Now I can use the importUnmanagedSnapshot SDK call to import it in.
If I look at the home directory of my VVol VM I see one VMDK pointer file to its boot VVol.
It’s path/name is [FlashArray-SC1] RDMVM/RDMVM.vmdk. So I will make my new one [FlashArray-SC1] RDMVM/RDMVM_1.vmdk.
I ran the following PowerCLI (after connecting to my vCenter):
$virtualDiskManager = Get-View (Get-View ServiceInstance).Content.virtualDiskManager $vvolpath = "[FlashArray-SC1] RDMVM/RDMVM_1.vmdk" $dc = get-datacenter "Mountain View" $uuid = "rfc4122.9ab7efe9-6121-4080-b05c-456ca11d1212" $virtualDiskManager.ImportUnmanagedSnapshot($vvolpath,$dc.ExtensionData.MoRef,$uuid)
If I refresh my VM directory I see a VMDK:
Because remember, in a VVol world all a VMDK is is a pointer to the physical volume.
So now I can connect my VVol to my VM by just adding it as an existing virtual disk in the VM settings:
Then navigating to my VVol datastore and choosing that VMDK in the directory I placed it:
Once again we will see my file system available on that volume in my VM:
Now since it is in use by a powered-on VM, we can see on the array it is connected automatically to that host as a sub-lun:
Pros of this method:
Fast option–just a few more operations than the previous. Easily scriptable. No need to delete the RDM–you can re-use it.
Cons of this method:
Your array may not have a method to assign an existing volume a UUID. You need to figure out how to generate one. You still need to disconnect and remove the RDM from the VM. Requires use of both VMware tools and array tools. Semi-offline–you don’t need to shut the VM down, but the data being copied can’t be accessed through the process.

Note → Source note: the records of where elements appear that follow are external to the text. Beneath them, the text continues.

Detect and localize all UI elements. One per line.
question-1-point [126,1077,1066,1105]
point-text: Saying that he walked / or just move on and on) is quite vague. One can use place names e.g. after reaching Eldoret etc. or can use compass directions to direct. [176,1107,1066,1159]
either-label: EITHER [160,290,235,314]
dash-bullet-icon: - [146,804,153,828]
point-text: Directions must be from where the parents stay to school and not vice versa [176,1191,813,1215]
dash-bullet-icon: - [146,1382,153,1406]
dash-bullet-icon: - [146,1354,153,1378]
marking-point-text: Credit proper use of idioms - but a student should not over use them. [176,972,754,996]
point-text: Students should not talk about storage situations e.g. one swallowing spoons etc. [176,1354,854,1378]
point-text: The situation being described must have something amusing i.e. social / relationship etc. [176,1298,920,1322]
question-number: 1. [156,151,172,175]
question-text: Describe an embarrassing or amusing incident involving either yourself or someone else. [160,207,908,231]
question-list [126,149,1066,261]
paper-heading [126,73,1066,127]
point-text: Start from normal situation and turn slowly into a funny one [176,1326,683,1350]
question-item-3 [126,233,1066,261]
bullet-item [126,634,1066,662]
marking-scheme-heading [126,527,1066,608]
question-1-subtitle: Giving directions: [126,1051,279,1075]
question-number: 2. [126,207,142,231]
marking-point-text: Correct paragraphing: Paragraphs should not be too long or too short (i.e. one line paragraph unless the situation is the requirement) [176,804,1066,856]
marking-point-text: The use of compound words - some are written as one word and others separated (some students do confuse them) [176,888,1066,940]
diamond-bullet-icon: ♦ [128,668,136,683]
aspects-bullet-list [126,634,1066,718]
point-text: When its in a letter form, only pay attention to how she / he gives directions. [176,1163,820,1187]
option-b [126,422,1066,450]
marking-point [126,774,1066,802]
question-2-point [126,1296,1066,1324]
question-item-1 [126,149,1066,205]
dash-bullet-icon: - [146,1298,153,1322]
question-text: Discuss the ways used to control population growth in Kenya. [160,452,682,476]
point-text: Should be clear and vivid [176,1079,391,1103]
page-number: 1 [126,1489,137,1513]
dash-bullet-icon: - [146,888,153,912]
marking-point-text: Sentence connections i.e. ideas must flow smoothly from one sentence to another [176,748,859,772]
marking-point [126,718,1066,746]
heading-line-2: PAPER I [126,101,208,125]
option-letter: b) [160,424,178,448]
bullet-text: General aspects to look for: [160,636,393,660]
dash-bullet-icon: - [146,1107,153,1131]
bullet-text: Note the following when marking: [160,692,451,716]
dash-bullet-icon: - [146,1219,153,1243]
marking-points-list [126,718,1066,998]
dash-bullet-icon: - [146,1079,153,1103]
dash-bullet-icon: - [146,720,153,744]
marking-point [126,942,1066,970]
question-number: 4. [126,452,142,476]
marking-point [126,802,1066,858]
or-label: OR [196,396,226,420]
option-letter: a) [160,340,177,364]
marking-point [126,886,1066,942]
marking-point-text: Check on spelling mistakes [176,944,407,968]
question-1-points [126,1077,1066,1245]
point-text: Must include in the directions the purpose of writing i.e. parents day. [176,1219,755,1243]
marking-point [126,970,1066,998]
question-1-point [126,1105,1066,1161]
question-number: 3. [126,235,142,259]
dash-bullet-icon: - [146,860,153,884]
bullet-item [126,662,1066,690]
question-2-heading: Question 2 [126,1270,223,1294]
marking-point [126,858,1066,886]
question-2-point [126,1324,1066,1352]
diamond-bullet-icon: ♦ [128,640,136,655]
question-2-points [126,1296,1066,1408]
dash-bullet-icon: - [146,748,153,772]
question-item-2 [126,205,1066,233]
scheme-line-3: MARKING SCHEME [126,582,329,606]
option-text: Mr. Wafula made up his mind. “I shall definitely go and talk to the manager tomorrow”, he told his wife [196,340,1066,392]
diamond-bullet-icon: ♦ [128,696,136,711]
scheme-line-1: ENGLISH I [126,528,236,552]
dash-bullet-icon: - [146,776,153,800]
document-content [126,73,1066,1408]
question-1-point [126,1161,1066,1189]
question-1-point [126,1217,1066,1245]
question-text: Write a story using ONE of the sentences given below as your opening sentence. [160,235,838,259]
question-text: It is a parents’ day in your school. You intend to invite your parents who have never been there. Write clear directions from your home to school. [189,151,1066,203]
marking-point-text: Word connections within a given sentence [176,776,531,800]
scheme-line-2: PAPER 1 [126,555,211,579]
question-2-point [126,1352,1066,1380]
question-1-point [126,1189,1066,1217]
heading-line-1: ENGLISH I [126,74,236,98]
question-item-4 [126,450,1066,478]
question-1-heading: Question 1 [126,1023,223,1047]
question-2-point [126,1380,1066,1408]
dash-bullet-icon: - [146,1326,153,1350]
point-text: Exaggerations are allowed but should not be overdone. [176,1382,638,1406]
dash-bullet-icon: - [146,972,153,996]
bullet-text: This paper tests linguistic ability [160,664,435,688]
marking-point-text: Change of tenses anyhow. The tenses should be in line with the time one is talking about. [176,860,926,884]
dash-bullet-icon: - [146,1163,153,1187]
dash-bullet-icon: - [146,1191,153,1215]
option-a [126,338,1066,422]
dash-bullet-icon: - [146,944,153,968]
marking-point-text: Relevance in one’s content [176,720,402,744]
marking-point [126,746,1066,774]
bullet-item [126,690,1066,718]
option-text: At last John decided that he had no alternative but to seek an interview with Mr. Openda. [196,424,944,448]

Option 4: Host-based Copying
This is the last resort. You can simply have both present and copy the files using host tools. Though this could potentially be the only fully online method too. If the application using those files has some way of relocating files on the fly–this could be the only option if you want to move it online. Though if the files are large it could be slow and resource intensive.
I think my vote is for option 1. This is this simplest and easiest to script. But in the end all of them work great–and there are plenty of options for moving RDMs to VVols. Once it is a VVol, you can now clone, Storage vMotion, snapshot etc, etc.